La réalité est tout autre. Le juge de la jeunesse ne laisse pas le mineur « impuni » mais, simplement, il privilégie un certain type de réponse, en l’espèce éducative, et réserve la sanction pénale au cas exceptionnel de l’échec des mesures dites protectionnelles, qui sont prévues par la loi à l’égard des jeunes. Dans cette hypothèse, indépendamment de la gravité des faits et uniquement en fonction de la personnalité du jeune, le juge de la jeunesse peut se dessaisir au profit du juge pénal. S’agissant d’une décision individuelle pour chaque jeune, il est tout à fait envisageable que le juge décide de se dessaisir pour un mineur et de ne pas le faire pour un autre et ce, même s’ils ont commis un même délit ensemble.

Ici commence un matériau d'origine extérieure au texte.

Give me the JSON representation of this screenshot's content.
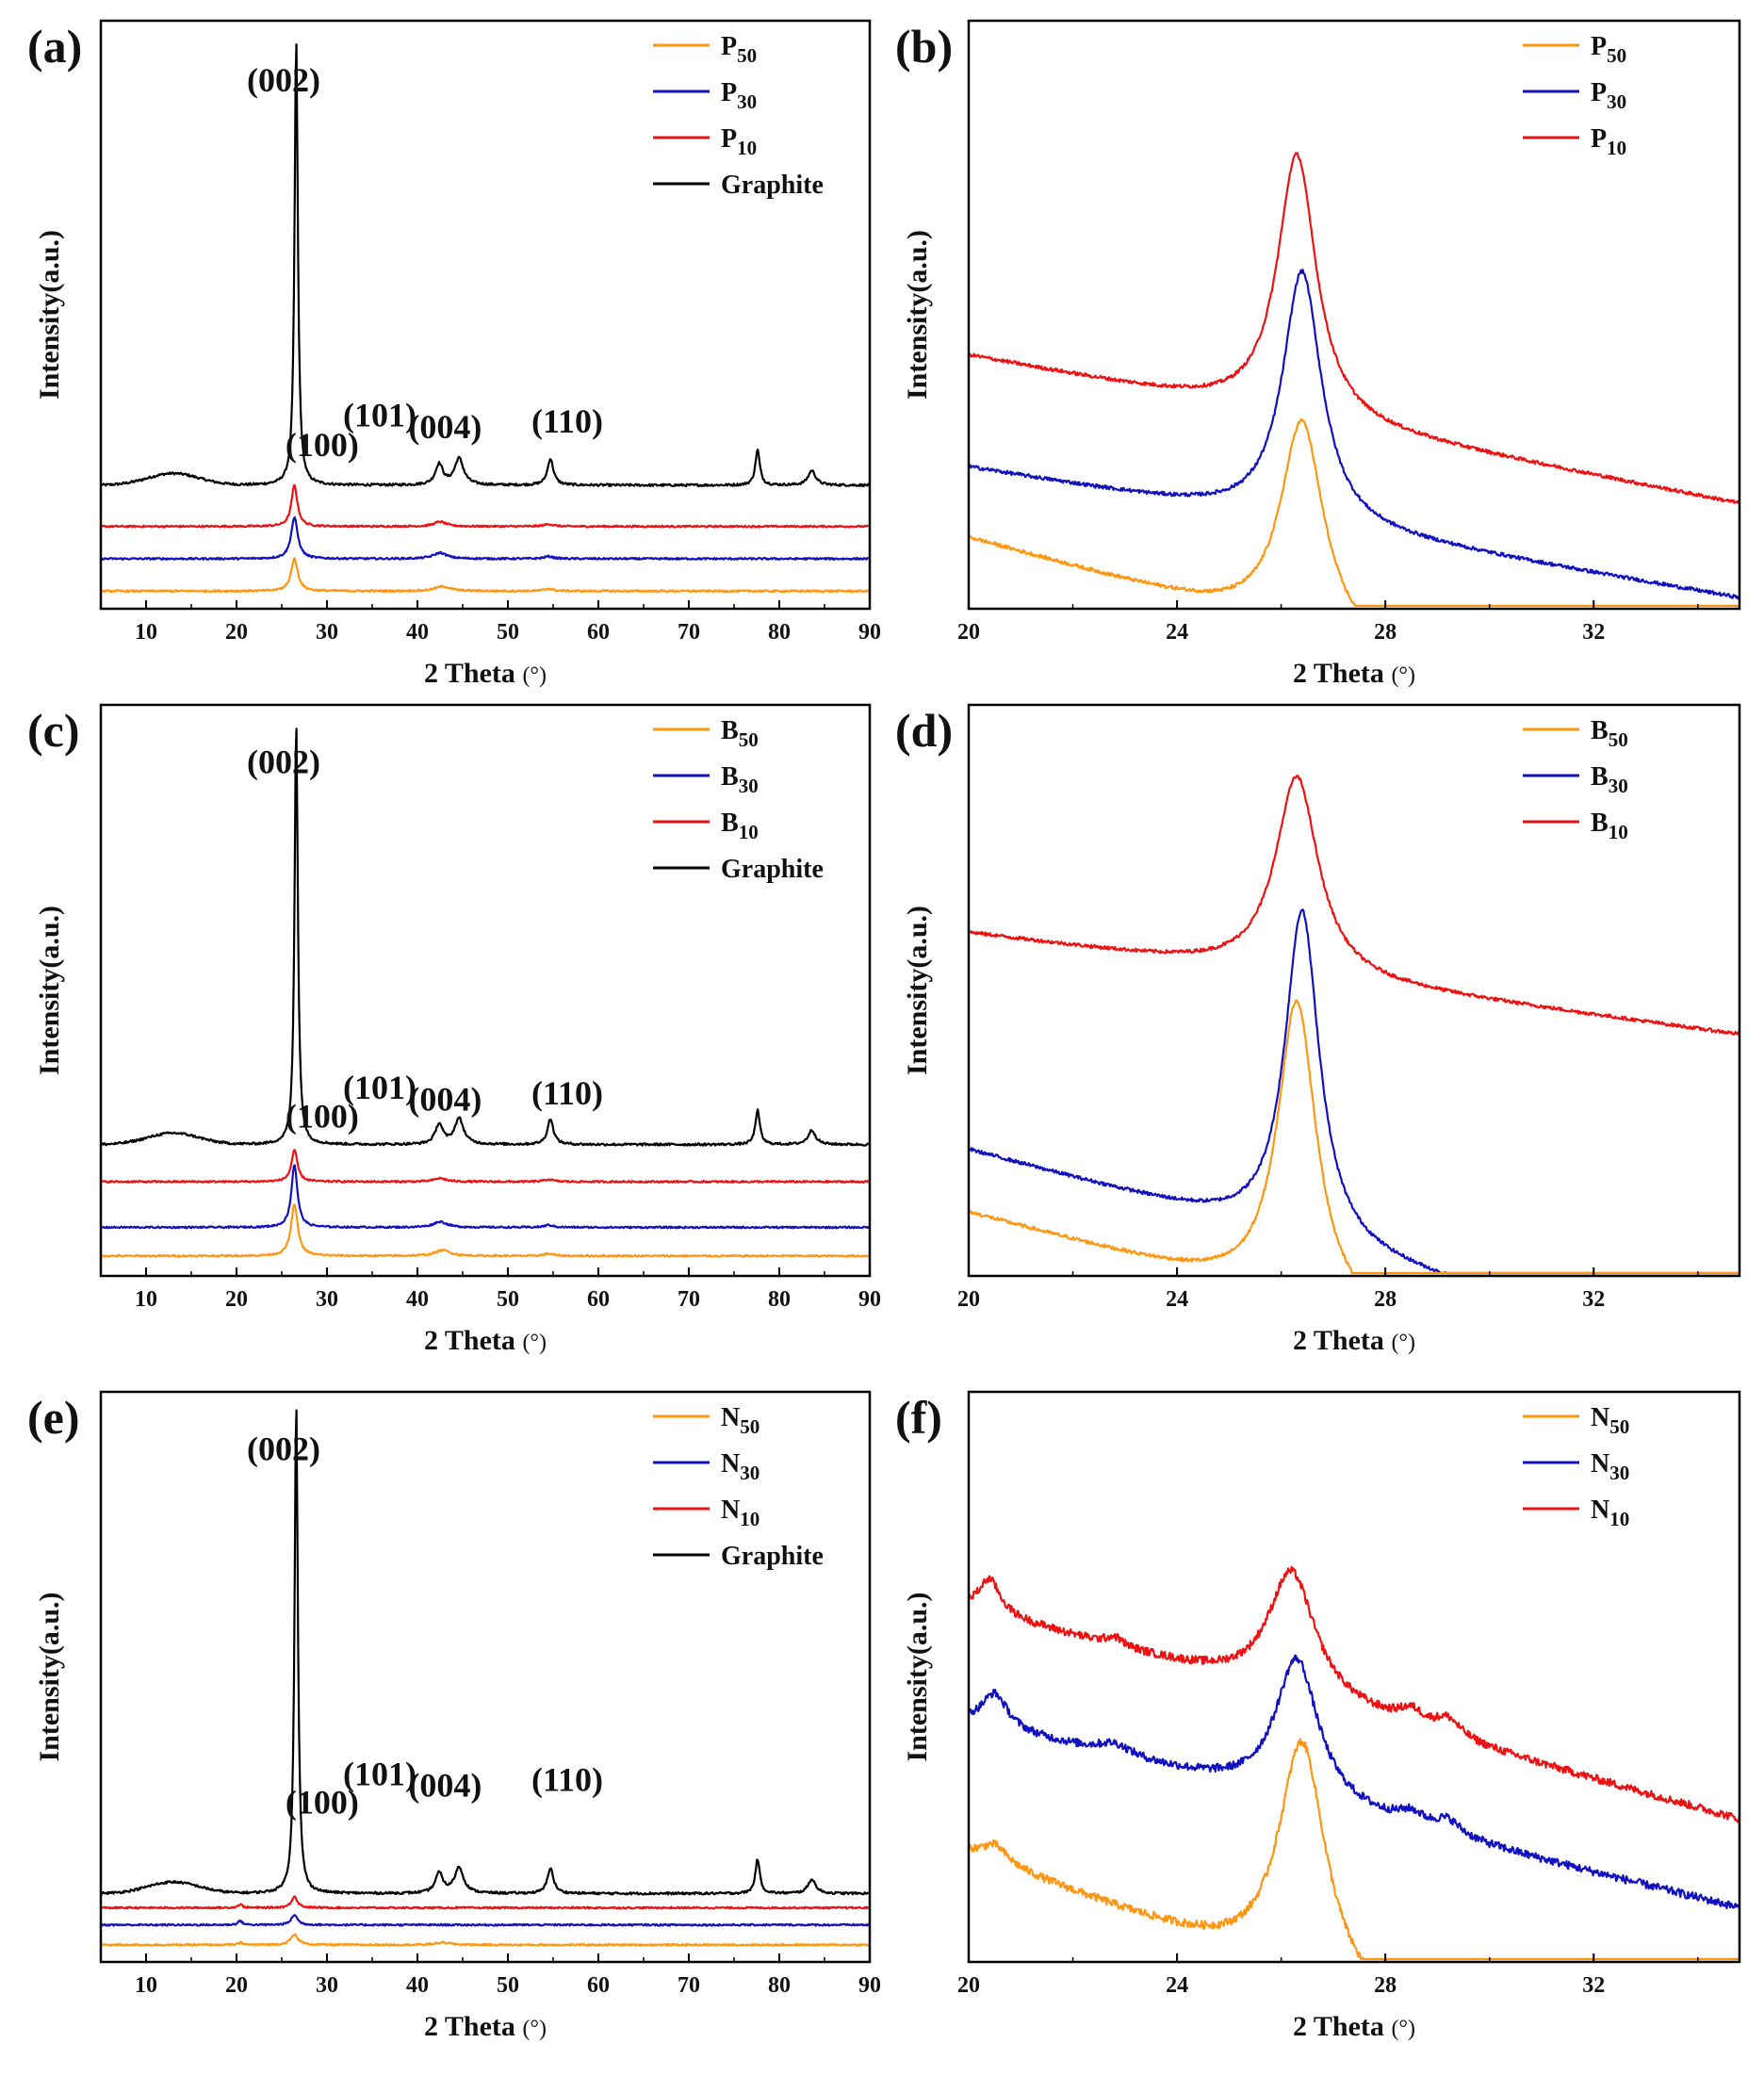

L’éducation plutôt que l’enfermement : depuis près d’un siècle, notre système protectionnel repose donc sur le principe que les mineurs, quels que soient les actes qu’ils commettent, ne peuvent être assimilés aux majeurs et doivent bénéficier d’un système distinct basés sur des « mesures éducatives » et non des « peines répressives ».

Le juge de la jeunesse dispose d’un panel de mesure. Celle du placement en IPPJ en est une parmi d’autres (travaux d’intérêt général, médiation, travail rémunéré dont le produit est destiné à indemniser les victimes,…). L’écartement du milieu familial, voire l’enferment, doit être réservé aux cas extrêmes, le législateur privilégiant le travail pédagogique à partir de la famille, plutôt qu’en dehors. Dans l’esprit de la loi mais également de la Convention internationale des droits de l’enfant, le placement doit être une mesure de dernier recours. Elle doit être la plus courte possible et ne peut être envisagée que de manière transitoire.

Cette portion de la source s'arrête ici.